We will have a few proposed points for touching. After collecting tactile reading on these points with teleoperating or other methods provided by my ROS2 packages, we can proceed to the next module.

### 3. Local Geometric Optimization
After acquiring the tactile data, we should make sure it's put in `datasets/{DATASET_NAME}/tactile`, along with a `datasets/{DATASET_NAME}/gelsight_transform.json`.

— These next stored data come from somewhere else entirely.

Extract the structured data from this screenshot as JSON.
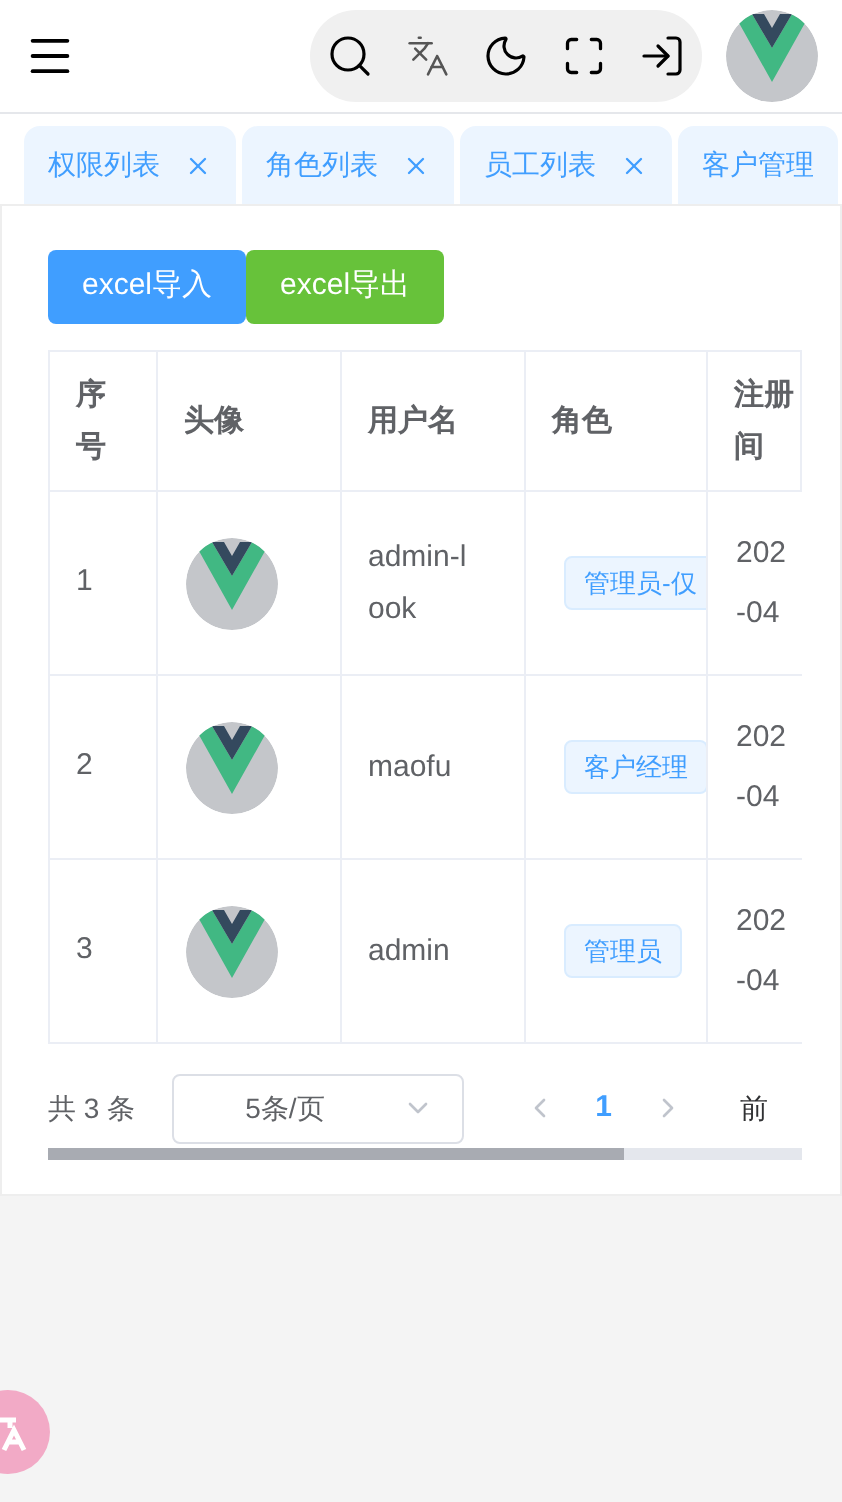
{
  "tabs": [
    {
      "label": "权限列表",
      "selected": false,
      "closable": true
    },
    {
      "label": "角色列表",
      "selected": false,
      "closable": true
    },
    {
      "label": "员工列表",
      "selected": false,
      "closable": true
    },
    {
      "label": "客户管理",
      "selected": false,
      "closable": false
    }
  ],
  "toolbar": {
    "buttons": [
      {
        "label": "excel导入",
        "kind": "primary"
      },
      {
        "label": "excel导出",
        "kind": "success"
      }
    ]
  },
  "table": {
    "columns": [
      {
        "lines": [
          "序",
          "号"
        ]
      },
      {
        "lines": [
          "头像"
        ]
      },
      {
        "lines": [
          "用户名"
        ]
      },
      {
        "lines": [
          "角色"
        ]
      },
      {
        "lines": [
          "注册",
          "间"
        ]
      }
    ],
    "rows": [
      {
        "index": "1",
        "username": [
          "admin-l",
          "ook"
        ],
        "role": "管理员-仅",
        "date": [
          "202",
          "-04"
        ]
      },
      {
        "index": "2",
        "username": [
          "maofu"
        ],
        "role": "客户经理",
        "date": [
          "202",
          "-04"
        ]
      },
      {
        "index": "3",
        "username": [
          "admin"
        ],
        "role": "管理员",
        "date": [
          "202",
          "-04"
        ]
      }
    ]
  },
  "pagination": {
    "total": "共 3 条",
    "page_size": "5条/页",
    "pages": [
      {
        "label": "1",
        "selected": true
      }
    ],
    "goto": "前"
  }
}
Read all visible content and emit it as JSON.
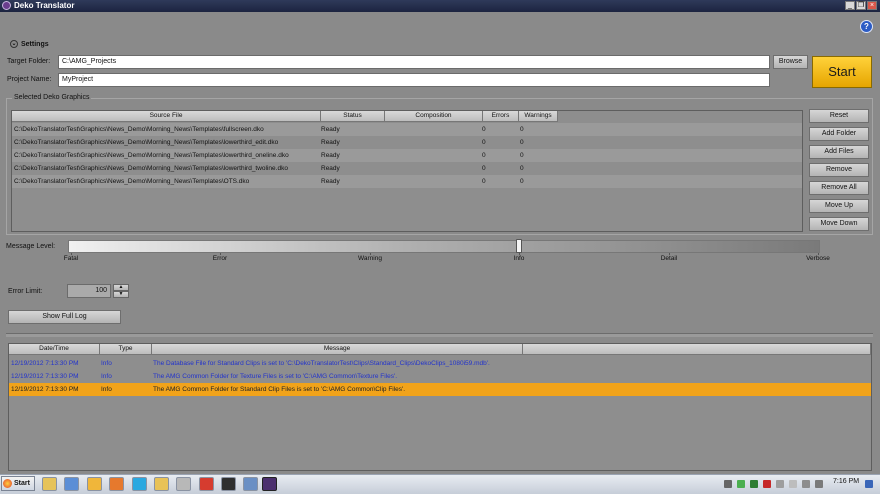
{
  "window": {
    "title": "Deko Translator",
    "minimize": "_",
    "restore": "❐",
    "close": "×"
  },
  "help": {
    "label": "?"
  },
  "settings": {
    "label": "Settings",
    "chevron": "⌄"
  },
  "target_folder": {
    "label": "Target Folder:",
    "value": "C:\\AMG_Projects",
    "browse": "Browse"
  },
  "project_name": {
    "label": "Project Name:",
    "value": "MyProject"
  },
  "start_label": "Start",
  "selected": {
    "title": "Selected Deko Graphics",
    "columns": [
      "Source File",
      "Status",
      "Composition",
      "Errors",
      "Warnings"
    ],
    "rows": [
      {
        "file": "C:\\DekoTranslatorTest\\Graphics\\News_Demo\\Morning_News\\Templates\\fullscreen.dko",
        "status": "Ready",
        "errors": "0",
        "warnings": "0"
      },
      {
        "file": "C:\\DekoTranslatorTest\\Graphics\\News_Demo\\Morning_News\\Templates\\lowerthird_edit.dko",
        "status": "Ready",
        "errors": "0",
        "warnings": "0"
      },
      {
        "file": "C:\\DekoTranslatorTest\\Graphics\\News_Demo\\Morning_News\\Templates\\lowerthird_oneline.dko",
        "status": "Ready",
        "errors": "0",
        "warnings": "0"
      },
      {
        "file": "C:\\DekoTranslatorTest\\Graphics\\News_Demo\\Morning_News\\Templates\\lowerthird_twoline.dko",
        "status": "Ready",
        "errors": "0",
        "warnings": "0"
      },
      {
        "file": "C:\\DekoTranslatorTest\\Graphics\\News_Demo\\Morning_News\\Templates\\OTS.dko",
        "status": "Ready",
        "errors": "0",
        "warnings": "0"
      }
    ],
    "buttons": [
      "Reset",
      "Add Folder",
      "Add Files",
      "Remove",
      "Remove All",
      "Move Up",
      "Move Down"
    ]
  },
  "message_level": {
    "label": "Message Level:",
    "levels": [
      "Fatal",
      "Error",
      "Warning",
      "Info",
      "Detail",
      "Verbose"
    ],
    "selected": "Info"
  },
  "error_limit": {
    "label": "Error Limit:",
    "value": "100",
    "up": "▲",
    "down": "▼"
  },
  "show_log": "Show Full Log",
  "log": {
    "columns": [
      "Date/Time",
      "Type",
      "Message"
    ],
    "rows": [
      {
        "time": "12/19/2012 7:13:30 PM",
        "type": "Info",
        "message": "The Database File for Standard Clips is set to 'C:\\DekoTranslatorTest\\Clips\\Standard_Clips\\DekoClips_1080i59.mdb'.",
        "selected": false
      },
      {
        "time": "12/19/2012 7:13:30 PM",
        "type": "Info",
        "message": "The AMG Common Folder for Texture Files is set to 'C:\\AMG Common\\Texture Files'.",
        "selected": false
      },
      {
        "time": "12/19/2012 7:13:30 PM",
        "type": "Info",
        "message": "The AMG Common Folder for Standard Clip Files is set to 'C:\\AMG Common\\Clip Files'.",
        "selected": true
      }
    ]
  },
  "taskbar": {
    "start": "Start",
    "clock": "7:16 PM",
    "apps": [
      "explorer-icon",
      "word-icon",
      "chrome-icon",
      "firefox-icon",
      "skype-icon",
      "folder-icon",
      "ftp-icon",
      "acrobat-icon",
      "terminal-icon",
      "remote-icon",
      "deko-icon"
    ]
  }
}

Then, in the `fusionsense` conda environment, we run
```sh
python scripts/train.py --data_name {DATASET_NAME} --model_name {MODEL_NAME} --load_touches True --configs {CONFIG_PATH} --verbose {True, False} --vram_size {"large", "small"}
```
Note that, this time we want to modify the `MODEL_NAME` so that we do not overwrite the results from the first module.

An example using the provided data would be:
```sh
python scripts/train.py --data_name transparent_bunny --model_name 9view_touch --load_touches True --configs configs/config.py --vram_size large
```

Congrats! You have run through the entire pipeline!

### (Optional) Render Outputs

For render jpeg or mp4 outputs using nerfstudio, we recommend install ffmpeg in the conda environment:

```sh
conda install -c conda-forge x264=='1!161.3030' ffmpeg=4.3.2
```

To render outputs of pretrained models:

```sh
python scripts/render_video.py camera-path --load_config your-model-config --camera_path_filename camera_path.json --rendered_output_names rgb depth normal
```
more details in nerfstudio `ns-render`.